Once upon a time, the idea that Bert and Ernie were not merely roommates but shacking up was borne of immature humor that would be condemned in many quarters today as rooted in latent—or patent—homophobia. It was a sort of teenage transgression like the idea that Batman and Robin were gay.

But just as jokes about the Dynamic Duo later gave rise to the parody of The Ambiguously Gay Duo, who were gay (or not), Bert and Ernie would be the subject of similar meta-comedy. In Avenue Q, a Sesame Street pastiche which became one of the longest running musicals in Broadway history, there is a pair of puppets named Rod and Nicky.

The latter’s suspicions of the former’s sexuality (in the song “If You Were Gay“) leads to conflict, even though Nicky is proven correct. These two ultimately reconcile, but their relationship is not sexual. The raging dumpster fire of social media, spurred on by traditional media, cannot even manage the “nuance” of Avenue Q.

Instead, the Workshop’s traditional statement met claims of a double-standard, citing the seemingly heterosexual if trans-species relationship between Kermit the Frog and Miss Piggy. For some reason, there are people who cannot distinguish between Sesame Street and The Muppet Show (and associated movies)—different products created with different purposes—simply because Kermit appears in both (a decision almost certainly more commercial than artistic). One can only imagine how blown these minds would be if they were ever shown the Muppets’ short-lived run on the first season of “Saturday Night Live.”

Indeed, Frank Oz, the Muppeteer who created Bert, received similar blowback after taking to Twitter on the subject:

A long discussion ensued, complete with Muppet fans demanding he accept their interpretation of the characters he created and implying his simple response was motivated by disgust for LGBTQ people. These attacks seem baseless; Oz directed the gay-friendly “In and Out” back in 1997.

Nevertheless, this sort of backlash is increasingly common. Marvel Comics creator Stan Lee faced similar online attacks for opining that Peter Parker (the original Spider-Man) should remain a straight white man, while having no objection to creating new, more diverse characters.

So the imposition of homosexuality upon fictional characters, once the province of sexually insecure teenagers, has now become the bailiwick of the sort of identitarians who would have been the target of the first group in decades past.

The easy explanation for this strange evolution is the desire for representation in the popular culture. It is easy to see why movies like “Wonder Woman,” “Black Panther,” and “Crazy Rich Asians” become not merely successful, but phenomena: less-represented demographics understandably like seeing people who look like them get the validation of big-screen projects.

Of course, the movies still have to be good, as the unfortunate female “Ghostbusters” reboot demonstrated. And perhaps we will eventually get past the psychological demand for representation, but we are not there today.

Yet the representation rationale seems a bit strained in the context of gay and lesbian characters on television in the 21st century. In the course of a few decades, we have seen such representation go from the cutting edge to the merely titillating to relatively commonplace. If LGBTQ people are looking for role models, they are no longer in short supply.
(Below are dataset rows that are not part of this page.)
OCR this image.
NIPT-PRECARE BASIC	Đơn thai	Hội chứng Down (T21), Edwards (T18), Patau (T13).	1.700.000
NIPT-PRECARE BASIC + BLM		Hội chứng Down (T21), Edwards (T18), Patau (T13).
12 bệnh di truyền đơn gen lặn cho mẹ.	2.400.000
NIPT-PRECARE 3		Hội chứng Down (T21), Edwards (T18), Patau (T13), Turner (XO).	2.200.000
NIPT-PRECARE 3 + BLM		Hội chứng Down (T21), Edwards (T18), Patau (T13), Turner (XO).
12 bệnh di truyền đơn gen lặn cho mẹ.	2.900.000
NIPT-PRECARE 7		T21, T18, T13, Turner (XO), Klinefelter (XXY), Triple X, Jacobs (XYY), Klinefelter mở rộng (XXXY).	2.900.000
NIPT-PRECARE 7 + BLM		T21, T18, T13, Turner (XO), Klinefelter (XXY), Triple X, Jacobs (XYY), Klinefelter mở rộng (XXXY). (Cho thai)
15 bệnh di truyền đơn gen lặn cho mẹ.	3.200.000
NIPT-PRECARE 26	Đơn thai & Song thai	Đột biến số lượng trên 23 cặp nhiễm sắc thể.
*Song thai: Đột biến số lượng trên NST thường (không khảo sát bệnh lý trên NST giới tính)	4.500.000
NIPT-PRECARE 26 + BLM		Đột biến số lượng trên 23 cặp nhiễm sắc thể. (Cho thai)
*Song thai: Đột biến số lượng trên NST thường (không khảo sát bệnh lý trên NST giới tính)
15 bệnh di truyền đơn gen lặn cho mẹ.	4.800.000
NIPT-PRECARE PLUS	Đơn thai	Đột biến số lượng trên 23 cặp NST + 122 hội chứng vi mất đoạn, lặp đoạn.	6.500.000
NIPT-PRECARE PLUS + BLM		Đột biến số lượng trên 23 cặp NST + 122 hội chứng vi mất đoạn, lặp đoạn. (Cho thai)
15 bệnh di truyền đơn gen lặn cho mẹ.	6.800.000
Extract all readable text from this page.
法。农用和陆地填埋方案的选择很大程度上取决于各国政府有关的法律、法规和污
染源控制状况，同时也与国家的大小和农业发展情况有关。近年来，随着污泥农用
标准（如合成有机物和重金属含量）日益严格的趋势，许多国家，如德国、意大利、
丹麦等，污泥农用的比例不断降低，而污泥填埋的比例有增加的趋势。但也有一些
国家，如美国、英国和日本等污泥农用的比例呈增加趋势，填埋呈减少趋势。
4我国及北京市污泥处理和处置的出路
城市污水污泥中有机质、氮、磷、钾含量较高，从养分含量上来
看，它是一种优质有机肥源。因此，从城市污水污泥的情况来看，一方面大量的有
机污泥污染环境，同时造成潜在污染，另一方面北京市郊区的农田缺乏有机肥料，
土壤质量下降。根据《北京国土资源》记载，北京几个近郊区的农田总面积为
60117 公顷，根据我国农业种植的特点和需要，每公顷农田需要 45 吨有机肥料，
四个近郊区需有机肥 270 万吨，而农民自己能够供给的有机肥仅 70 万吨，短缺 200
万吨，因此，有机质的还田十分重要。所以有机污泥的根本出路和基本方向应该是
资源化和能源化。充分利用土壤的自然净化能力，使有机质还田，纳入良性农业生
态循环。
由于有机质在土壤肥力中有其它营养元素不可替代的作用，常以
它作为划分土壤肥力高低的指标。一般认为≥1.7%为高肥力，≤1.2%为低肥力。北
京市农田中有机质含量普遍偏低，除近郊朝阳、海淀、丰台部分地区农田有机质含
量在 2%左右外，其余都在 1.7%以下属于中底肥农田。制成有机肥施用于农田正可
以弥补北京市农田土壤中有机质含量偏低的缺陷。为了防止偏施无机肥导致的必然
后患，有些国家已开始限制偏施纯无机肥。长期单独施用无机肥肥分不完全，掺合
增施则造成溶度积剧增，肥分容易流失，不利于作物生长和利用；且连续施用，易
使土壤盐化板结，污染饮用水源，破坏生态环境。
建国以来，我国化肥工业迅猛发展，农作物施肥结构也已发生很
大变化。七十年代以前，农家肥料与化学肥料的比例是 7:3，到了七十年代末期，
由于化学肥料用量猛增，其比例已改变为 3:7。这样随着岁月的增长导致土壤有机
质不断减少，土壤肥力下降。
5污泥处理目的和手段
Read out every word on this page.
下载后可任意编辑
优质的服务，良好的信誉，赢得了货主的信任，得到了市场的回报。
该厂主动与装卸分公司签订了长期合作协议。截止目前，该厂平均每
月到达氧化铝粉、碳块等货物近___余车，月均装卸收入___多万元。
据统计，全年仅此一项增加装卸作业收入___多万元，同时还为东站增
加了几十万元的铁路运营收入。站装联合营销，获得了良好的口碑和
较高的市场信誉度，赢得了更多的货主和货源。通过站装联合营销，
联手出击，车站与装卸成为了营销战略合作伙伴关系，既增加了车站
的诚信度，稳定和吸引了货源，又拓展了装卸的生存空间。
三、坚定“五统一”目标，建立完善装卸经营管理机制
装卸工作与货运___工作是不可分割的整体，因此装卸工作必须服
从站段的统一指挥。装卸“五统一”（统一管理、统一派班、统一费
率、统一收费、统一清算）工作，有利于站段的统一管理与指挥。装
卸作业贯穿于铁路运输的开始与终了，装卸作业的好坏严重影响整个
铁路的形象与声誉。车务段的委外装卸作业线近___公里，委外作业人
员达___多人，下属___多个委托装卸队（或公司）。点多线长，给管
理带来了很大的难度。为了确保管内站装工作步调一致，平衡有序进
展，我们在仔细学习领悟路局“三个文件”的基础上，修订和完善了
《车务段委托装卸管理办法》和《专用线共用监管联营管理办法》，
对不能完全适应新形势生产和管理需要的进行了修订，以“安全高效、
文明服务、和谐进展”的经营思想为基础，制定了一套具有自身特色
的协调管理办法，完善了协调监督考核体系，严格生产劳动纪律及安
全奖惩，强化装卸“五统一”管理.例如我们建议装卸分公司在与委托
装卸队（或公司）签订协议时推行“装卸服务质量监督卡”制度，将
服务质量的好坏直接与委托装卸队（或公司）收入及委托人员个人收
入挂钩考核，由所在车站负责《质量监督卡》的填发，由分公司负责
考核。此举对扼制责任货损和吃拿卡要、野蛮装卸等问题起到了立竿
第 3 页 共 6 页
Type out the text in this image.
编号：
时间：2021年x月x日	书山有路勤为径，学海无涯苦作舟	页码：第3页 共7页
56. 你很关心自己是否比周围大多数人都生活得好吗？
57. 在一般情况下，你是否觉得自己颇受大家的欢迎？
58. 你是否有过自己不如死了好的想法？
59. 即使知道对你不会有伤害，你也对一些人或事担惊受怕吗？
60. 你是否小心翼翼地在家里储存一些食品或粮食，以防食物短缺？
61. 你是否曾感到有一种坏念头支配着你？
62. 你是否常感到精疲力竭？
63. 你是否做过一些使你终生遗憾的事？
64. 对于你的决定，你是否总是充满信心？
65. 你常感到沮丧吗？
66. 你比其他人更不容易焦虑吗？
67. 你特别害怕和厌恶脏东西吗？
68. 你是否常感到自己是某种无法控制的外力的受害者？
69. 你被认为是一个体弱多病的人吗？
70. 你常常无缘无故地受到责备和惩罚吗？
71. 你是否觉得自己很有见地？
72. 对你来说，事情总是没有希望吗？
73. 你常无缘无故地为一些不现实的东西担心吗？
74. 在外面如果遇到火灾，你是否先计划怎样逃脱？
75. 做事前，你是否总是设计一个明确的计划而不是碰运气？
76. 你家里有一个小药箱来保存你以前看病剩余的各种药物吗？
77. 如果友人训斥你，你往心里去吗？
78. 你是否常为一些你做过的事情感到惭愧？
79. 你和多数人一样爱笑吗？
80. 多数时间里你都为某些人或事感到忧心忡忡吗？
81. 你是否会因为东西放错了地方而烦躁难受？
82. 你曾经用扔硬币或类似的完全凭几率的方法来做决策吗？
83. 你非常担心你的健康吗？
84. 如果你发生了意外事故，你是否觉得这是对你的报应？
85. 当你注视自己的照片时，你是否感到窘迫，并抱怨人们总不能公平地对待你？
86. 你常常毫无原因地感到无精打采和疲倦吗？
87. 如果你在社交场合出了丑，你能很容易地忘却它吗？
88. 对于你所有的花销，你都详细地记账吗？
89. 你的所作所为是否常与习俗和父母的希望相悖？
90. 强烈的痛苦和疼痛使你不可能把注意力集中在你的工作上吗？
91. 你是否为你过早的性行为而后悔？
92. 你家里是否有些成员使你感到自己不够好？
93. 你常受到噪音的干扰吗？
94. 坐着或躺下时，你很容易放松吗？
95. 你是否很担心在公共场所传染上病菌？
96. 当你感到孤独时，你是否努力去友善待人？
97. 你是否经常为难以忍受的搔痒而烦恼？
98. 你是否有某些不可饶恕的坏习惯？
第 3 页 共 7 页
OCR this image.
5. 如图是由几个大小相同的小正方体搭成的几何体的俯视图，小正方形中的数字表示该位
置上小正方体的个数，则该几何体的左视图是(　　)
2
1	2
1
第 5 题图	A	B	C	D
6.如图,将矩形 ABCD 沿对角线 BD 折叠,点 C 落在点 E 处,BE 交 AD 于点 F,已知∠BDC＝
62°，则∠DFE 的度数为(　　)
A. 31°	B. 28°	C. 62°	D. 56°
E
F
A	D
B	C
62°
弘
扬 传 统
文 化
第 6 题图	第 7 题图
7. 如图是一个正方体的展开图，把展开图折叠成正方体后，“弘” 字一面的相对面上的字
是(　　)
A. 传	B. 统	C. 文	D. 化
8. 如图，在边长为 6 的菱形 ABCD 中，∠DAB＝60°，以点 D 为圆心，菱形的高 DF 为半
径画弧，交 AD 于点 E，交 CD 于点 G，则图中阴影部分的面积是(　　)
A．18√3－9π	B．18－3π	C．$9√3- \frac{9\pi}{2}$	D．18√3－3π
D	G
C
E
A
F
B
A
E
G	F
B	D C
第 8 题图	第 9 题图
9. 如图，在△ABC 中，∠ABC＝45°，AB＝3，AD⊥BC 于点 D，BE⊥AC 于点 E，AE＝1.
What seems to be happening now is a form of reverse cultural appropriation, driven by technological progress. The information age has brought us a fractured cultural landscape. The monocultural spaces that existed before the internet became ubiquitous are increasingly difficult to find.

As a result, preexisting intellectual properties with brand awareness transcending our personal interests have become far more valuable. It is a large part of why Hollywood circles around comic books, videogames, remakes, reboots, reimaginings and the like.

In this environment, despite a cultural emphasis on diversity and multiculturalism, it is perhaps not surprising that previously unrepresented groups would like to stake their claims to older, monocultural icons. But sometimes, a Muppet is just here to teach kids about the ABCs, not the LGBTQs.